Il libro racconta lo spirito innovativo con cui Marchionne appena insediato demolisce una gerarchia di fabbrica anacronistica, riscuotendo la simpatia delle maestranze; e nel mentre persegue il risanamento finanziario, non esita a sfatare i luoghi comuni sul costo del lavoro, riconoscendo che esso incide solo in percentuali trascurabili sui ritardi della Fiat. Ma proprio quando ciò sembra preludere a un idillio con le organizzazioni sindacali, Marchionne pretende di importare in Italia l’accordo antisciopero stipulato alla Chrysler come precondizione al riassetto degli stabilimenti.
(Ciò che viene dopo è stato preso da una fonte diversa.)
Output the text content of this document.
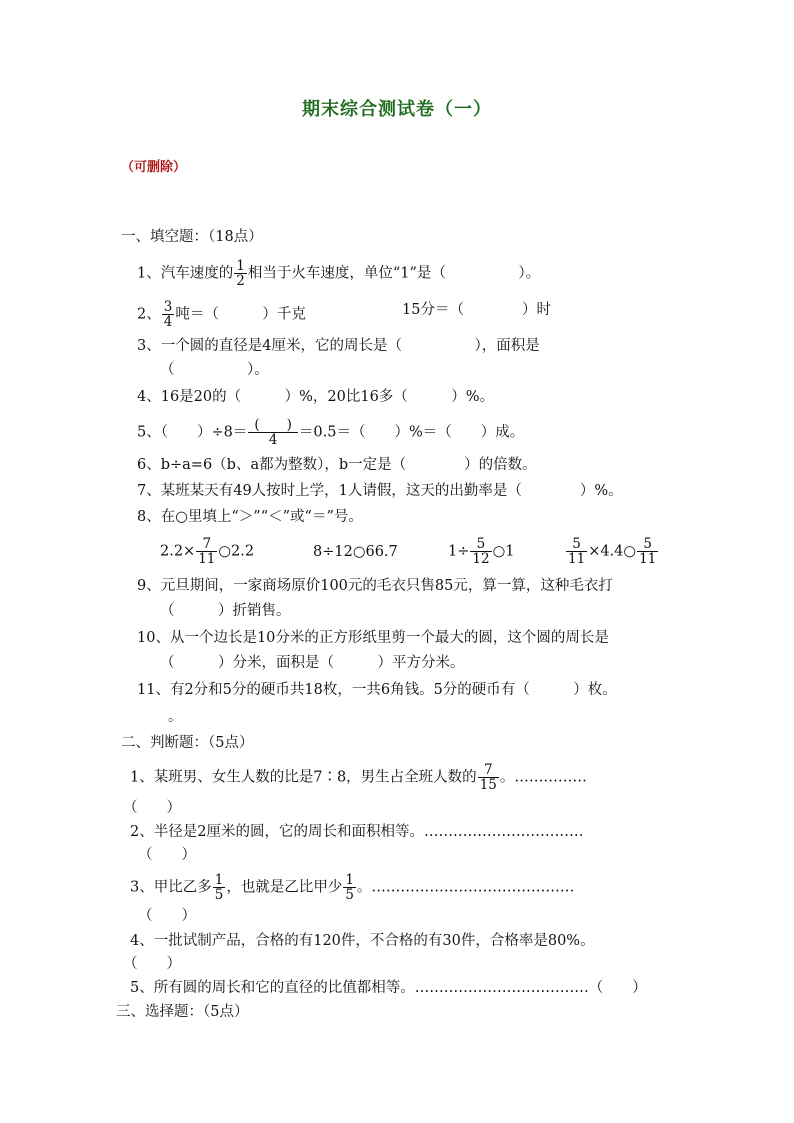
期末综合测试卷（一）
（可删除）
一、填空题：（18点）
1、汽车速度的 $\frac{1}{2}$ 相当于火车速度，单位“1”是（　　　　　）。
2、 $\frac{3}{4}$ 吨＝（　　　）千克	15分＝（　　　　）时
3、一个圆的直径是4厘米，它的周长是（　　　　　），面积是
（　　　　　）。
4、16是20的（　　　）%，20比16多（　　　）%。
5、（　　）$\div 8= \frac{( )}{4} =0.5=$（　　）%＝（　　）成。
6、b÷a=6（b、a都为整数），b一定是（　　　　）的倍数。
7、某班某天有49人按时上学，1人请假，这天的出勤率是（　　　　）%。
8、在○里填上“＞”“＜”或“＝”号。
$2.2\times \frac{7}{11}$ ○2.2	8÷12○66.7	$1\div \frac{5}{12}$ ○1	$\frac{5}{11}$ ×4.4○ $\frac{5}{11}$
9、元旦期间，一家商场原价100元的毛衣只售85元，算一算，这种毛衣打
（　　　）折销售。
10、从一个边长是10分米的正方形纸里剪一个最大的圆，这个圆的周长是
（　　　）分米，面积是（　　　）平方分米。
11、有2分和5分的硬币共18枚，一共6角钱。5分的硬币有（　　　）枚。
。
二、判断题：（5点）
1、某班男、女生人数的比是7∶8，男生占全班人数的 $\frac{7}{15}$ 。……………
（　　）
2、半径是2厘米的圆，它的周长和面积相等。……………………………
（　　）
3、甲比乙多 $\frac{1}{5}$ ，也就是乙比甲少 $\frac{1}{5}$ 。……………………………………
（　　）
4、一批试制产品，合格的有120件，不合格的有30件，合格率是80%。
（　　）
5、所有圆的周长和它的直径的比值都相等。………………………………（　　）
三、选择题：（5点）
Inaugura così una stagione di aspro conflitto con la Fiom Cgil. Di più, sposando il modello aziendalistico statunitense di relazioni sindacali (anche se Griseri ricorda che il “primo” Marchionne lo criticava), il manager apolide pretende la deroga dal contratto nazionale di categoria, senza lasciarsi turbare dallo strappo che comporterà  con la Confindustria. Il messaggio non potrebbe essere più esplicito: la Fiat rinuncia al suo ruolo storico di leadership nell’imprenditoria nazionale, è pronta a reggere l’isolamento, si disimpegna dalle relazioni istituzionali. Perché rivendica una missione globale che sempre più la porterà  a individuare nella Chrysler di Detroit il proprio epicentro. Lo stesso destino degli stabilimenti italiani è subordinato alla loro capacità  di produrre veicoli da esportare negli Stati Uniti.
La ricerca di Griseri non poteva che concludersi nella sede della Chrysler risanata, a Detroit. Il cronista torinese vi trascorre due mesi tra rimpianto e ammirazione, per raccontarci l’altra faccia di una Fiat ormai pronta a separarsi dalla sua terra d’origine.